# morrow hub problems need help



## hemi (Oct 28, 2010)

i have a 41 shelby with a marrow hub its been sitting for atleast 40 years in doors. but all the grease on the bearings was hard so i wanted to clean them and regrease. well every thing went good until i took the rear hub apart. didnt realize how hard they are to get right. not like a new departure. it went together fine but the adjustment must be wrong because it takes the crank like three revolutions backwards to get the brake to come on. can any one help me with this. thanks in advance.


----------



## Gordon (Oct 28, 2010)

*Morrow hub*

I have a book with the repair/adjusting procedure in it. I'll see if I can find time to scan it for you.


----------



## NNNTX (Oct 28, 2010)

Gordon, I have a Morrow that seems to be in need of adjustment too. Could you please post that scan here? Thanks


----------



## hemi (Oct 28, 2010)

thank you for your help. when i was a kid i would pull coaster brakes apart all the time. none were like this the best part is i had no idea about these being hard to work on till after i was done and looked on line and everyone says not to take them apart from the brake side. thats exactly what i did. oh well i get it. thanks again


----------



## Gordon (Oct 28, 2010)

Hope this helps! The file was too big to upload here, so I am providing the url.

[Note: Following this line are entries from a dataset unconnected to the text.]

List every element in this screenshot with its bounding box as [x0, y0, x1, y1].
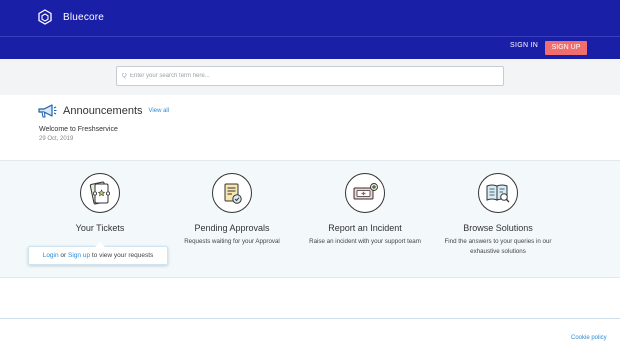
view-all-link[interactable]: View all — [149, 108, 170, 114]
brand[interactable]: Bluecore — [37, 9, 104, 25]
card-description: Find the answers to your queries in our … — [444, 238, 552, 255]
search-input[interactable] — [122, 73, 482, 79]
footer-divider — [0, 318, 620, 319]
search-box[interactable] — [116, 66, 504, 86]
card-browse-solutions[interactable]: Browse Solutions Find the answers to you… — [438, 173, 558, 257]
sign-in-link[interactable]: SIGN IN — [510, 42, 538, 49]
megaphone-icon — [38, 104, 57, 118]
announcement-item-date: 29 Oct, 2019 — [39, 136, 74, 142]
tooltip-or-text: or — [58, 252, 69, 259]
approvals-icon — [224, 183, 242, 204]
announcement-item-title[interactable]: Welcome to Freshservice — [39, 126, 169, 133]
tooltip-login-link[interactable]: Login — [43, 252, 59, 259]
card-description: Raise an incident with your support team — [309, 238, 421, 245]
cookie-policy-link[interactable]: Cookie policy — [571, 335, 607, 341]
incident-circle — [345, 173, 385, 213]
tooltip-signup-link[interactable]: Sign up — [68, 252, 90, 259]
card-title: Report an Incident — [328, 223, 402, 233]
approvals-circle — [212, 173, 252, 213]
cube-logo-icon — [38, 9, 52, 25]
card-title: Pending Approvals — [194, 223, 270, 233]
tickets-circle — [80, 173, 120, 213]
solutions-icon — [486, 184, 510, 203]
solutions-circle — [478, 173, 518, 213]
announcements-header: Announcements View all — [37, 103, 169, 119]
incident-icon — [353, 183, 378, 200]
search-section — [0, 59, 620, 95]
card-title: Your Tickets — [75, 223, 125, 233]
announcements-title: Announcements — [63, 105, 143, 117]
card-title: Browse Solutions — [463, 223, 533, 233]
card-pending-approvals[interactable]: Pending Approvals Requests waiting for y… — [172, 173, 292, 247]
sign-up-button[interactable]: SIGN UP — [545, 41, 587, 55]
card-your-tickets[interactable]: Your Tickets — [40, 173, 160, 233]
tickets-icon — [89, 181, 110, 205]
brand-name: Bluecore — [63, 11, 105, 23]
announcements-section: Announcements View all Welcome to Freshs… — [37, 103, 169, 142]
top-navbar: Bluecore — [0, 0, 620, 37]
auth-bar: SIGN IN SIGN UP — [0, 37, 620, 59]
card-description: Requests waiting for your Approval — [184, 238, 280, 245]
card-report-incident[interactable]: Report an Incident Raise an incident wit… — [305, 173, 425, 247]
tooltip-rest-text: to view your requests — [90, 252, 154, 259]
login-tooltip: Login or Sign up to view your requests — [28, 242, 168, 265]
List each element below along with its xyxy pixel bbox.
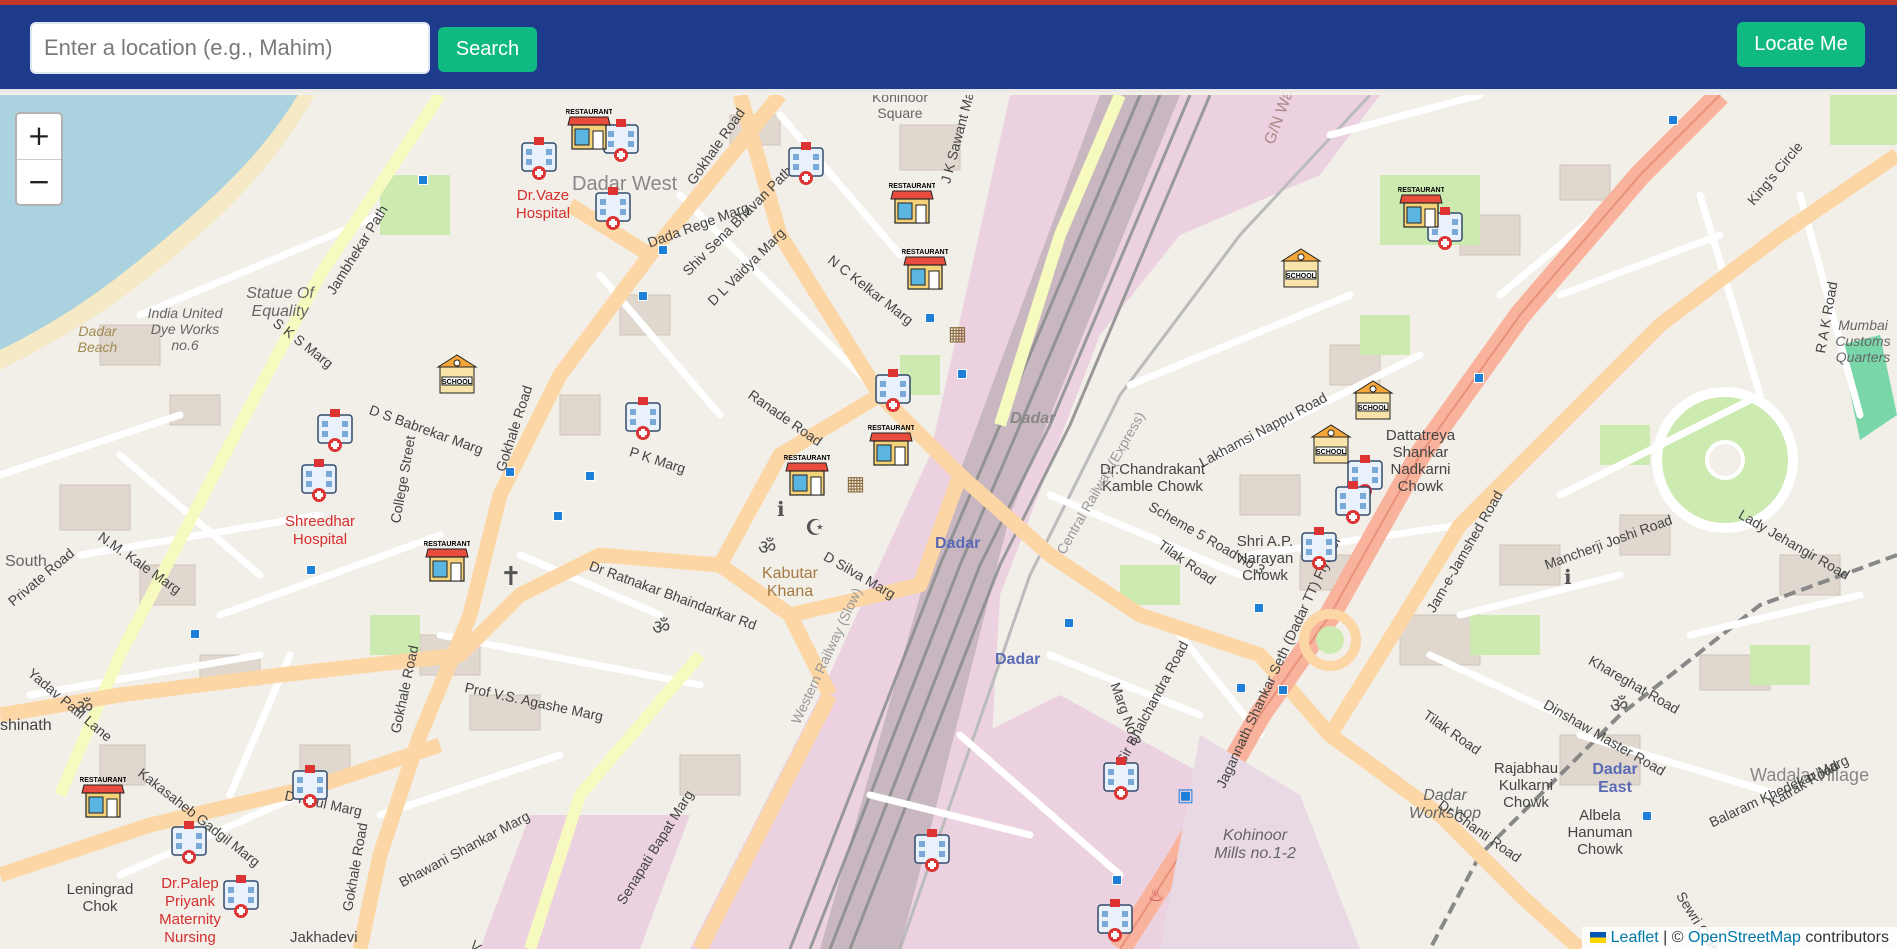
hospital-icon[interactable]: [218, 873, 264, 919]
map-label-dadar-beach: Dadar Beach: [77, 323, 118, 355]
zoom-in-button[interactable]: +: [17, 114, 61, 160]
map-label-dadar-station-1: Dadar: [935, 535, 981, 552]
cinema-icon: ▦: [948, 323, 967, 345]
map-label-dattatreya-chowk: Dattatreya Shankar Nadkarni Chowk: [1385, 427, 1456, 495]
info-icon: ℹ: [777, 499, 785, 521]
temple-icon: ॐ: [75, 697, 94, 719]
bus-stop-marker[interactable]: [418, 175, 428, 185]
map-label-dadar-east: Dadar East: [1592, 761, 1638, 796]
map-label-india-united: India United Dye Works no.6: [147, 305, 223, 353]
restaurant-icon[interactable]: [889, 181, 935, 227]
bus-stop-marker[interactable]: [585, 471, 595, 481]
hospital-icon[interactable]: [287, 763, 333, 809]
bus-stop-marker[interactable]: [1474, 373, 1484, 383]
temple-icon: ॐ: [652, 617, 671, 639]
map-label-rajabhau-chowk: Rajabhau Kulkarni Chowk: [1493, 760, 1559, 811]
hospital-icon[interactable]: [620, 395, 666, 441]
ukraine-flag-icon: [1590, 932, 1607, 944]
hospital-icon[interactable]: [870, 367, 916, 413]
map-label-leningrad-chok: Leningrad Chok: [66, 881, 134, 915]
header-bar: Search Locate Me: [0, 5, 1897, 92]
attribution-separator: | ©: [1663, 929, 1684, 946]
map-label-dr-vaze-hospital: Dr.Vaze Hospital: [515, 187, 571, 222]
bus-stop-marker[interactable]: [1668, 115, 1678, 125]
hospital-icon[interactable]: [783, 140, 829, 186]
restaurant-icon[interactable]: [566, 107, 612, 153]
restaurant-icon[interactable]: [1398, 185, 1444, 231]
map-attribution: Leaflet | © OpenStreetMap contributors: [1582, 927, 1897, 949]
school-icon[interactable]: [1308, 421, 1354, 467]
bus-stop-marker[interactable]: [957, 369, 967, 379]
bus-stop-marker[interactable]: [1112, 875, 1122, 885]
map-label-albela-chowk: Albela Hanuman Chowk: [1567, 807, 1633, 858]
cinema-icon: ▦: [846, 473, 865, 495]
map-label-jakhadevi: Jakhadevi: [290, 929, 358, 946]
hospital-icon[interactable]: [312, 407, 358, 453]
bus-stop-marker[interactable]: [1064, 618, 1074, 628]
restaurant-icon[interactable]: [424, 539, 470, 585]
bus-icon: ▣: [1177, 785, 1195, 805]
restaurant-icon[interactable]: [80, 775, 126, 821]
map-view[interactable]: Dadar West Dr.Vaze Hospital Shreedhar Ho…: [0, 95, 1897, 949]
map-label-dadar-station-3: Dadar: [1010, 410, 1056, 427]
hospital-icon[interactable]: [1330, 479, 1376, 525]
search-input[interactable]: [30, 22, 430, 74]
hospital-icon[interactable]: [909, 827, 955, 873]
mosque-icon: ☪: [805, 515, 825, 540]
restaurant-icon[interactable]: [868, 423, 914, 469]
hospital-icon[interactable]: [590, 185, 636, 231]
map-label-kohinoor-mills: Kohinoor Mills no.1-2: [1214, 827, 1296, 862]
temple-icon: ॐ: [1610, 695, 1629, 717]
bus-stop-marker[interactable]: [925, 313, 935, 323]
hospital-icon[interactable]: [296, 457, 342, 503]
hospital-icon[interactable]: [166, 819, 212, 865]
map-label-dadar-station-2: Dadar: [995, 651, 1041, 668]
leaflet-link[interactable]: Leaflet: [1611, 929, 1659, 946]
school-icon[interactable]: [1350, 377, 1396, 423]
hospital-icon[interactable]: [1296, 525, 1342, 571]
hospital-icon[interactable]: [1092, 897, 1138, 943]
info-icon: ℹ: [1564, 567, 1572, 589]
hospital-icon[interactable]: [1098, 755, 1144, 801]
bus-stop-marker[interactable]: [190, 629, 200, 639]
map-label-kohinoor-square: Kohinoor Square: [871, 95, 929, 121]
hospital-icon[interactable]: [516, 135, 562, 181]
map-label-kabutar-khana: Kabutar Khana: [761, 565, 819, 600]
search-button[interactable]: Search: [438, 27, 537, 72]
openstreetmap-link[interactable]: OpenStreetMap: [1688, 929, 1801, 946]
restaurant-icon[interactable]: [902, 247, 948, 293]
school-icon[interactable]: [1278, 245, 1324, 291]
zoom-out-button[interactable]: −: [17, 160, 61, 205]
bus-stop-marker[interactable]: [1236, 683, 1246, 693]
restaurant-icon[interactable]: [784, 453, 830, 499]
bus-stop-marker[interactable]: [306, 565, 316, 575]
temple-icon: ॐ: [758, 537, 777, 559]
map-label-shreedhar-hospital: Shreedhar Hospital: [284, 513, 356, 548]
zoom-control: + −: [15, 112, 63, 206]
map-label-shinath: shinath: [0, 717, 52, 734]
school-icon[interactable]: [434, 351, 480, 397]
bus-stop-marker[interactable]: [638, 291, 648, 301]
bus-stop-marker[interactable]: [1278, 685, 1288, 695]
attribution-suffix: contributors: [1805, 929, 1889, 946]
fire-station-icon: ♨: [1148, 885, 1165, 905]
bus-stop-marker[interactable]: [1642, 811, 1652, 821]
church-icon: ✝: [500, 561, 522, 591]
locate-me-button[interactable]: Locate Me: [1737, 22, 1865, 67]
bus-stop-marker[interactable]: [553, 511, 563, 521]
map-label-mumbai-customs: Mumbai Customs Quarters: [1835, 317, 1891, 365]
bus-stop-marker[interactable]: [1254, 603, 1264, 613]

http://www.nemontel.net/~gbradbury/morrow.pdf


----------



## 37fleetwood (Oct 28, 2010)

Hey Gordon, would you mind if I cleaned straightened and gave these an overall photoshop tune up and reposted them? I'd like to repost them here and maybe on the hub thread I have going on my site here:
http://classicbicyclefanatics.com/f...21&t=397&sid=c31cda11d0036893cfe3da9c14ca7881


----------



## Gordon (Oct 28, 2010)

Go for it - no problem as far as I'm concerned.


----------



## hemi (Oct 28, 2010)

thank you again for the help i guess i had it together right. it worked when i took it for a ride and right as i came around the corner (i live 4 houses away) it needed three rotations backwards to stop. checked the chain it had loosened on the ride it seems fine now but have not test rode it.


----------



## fat tire trader (Oct 29, 2010)

Hi Hemi,
It sounds like the clutch is not engaging properly. Check the coils spring, it may be weak. Check the clutch teeth on the there are two mating pieces with teeth that engage, the teeth may be worn.
If you still need help, contact me. I have lots of NOS and used Morrow parts.
chris ioakimedes
Fairfax. California
www.fattiretrading.com


----------



## hemi (Oct 29, 2010)

the brake worked pretty good before i took it apart. i know that the way that the parts look nothing is worn. my wifes grandfather bought the bike new before the war and rode it during not to much after my father in law put new tires and handle bars on in the 50's he rode it very little and it sat in their backk house since the 50's. thanks if i ever need parts i know now where to get them.


----------



## STUPIDILLO (Oct 30, 2010)

Morrow hub can be a trick to reassemble. The two parts that go on the axel, with the spring between them,(clutch?)must have proper clearance for thing to work right. I think the clearance is 1/32 to 1/16th of an inch. What I have done in the past, if thing don't work right, is take only the outer piece of the clutch off and try to thread it back on the axel with the clearance as close as possible. It seems that too much clearance and either the braking issue or the same type of problem when pedaling forward.


----------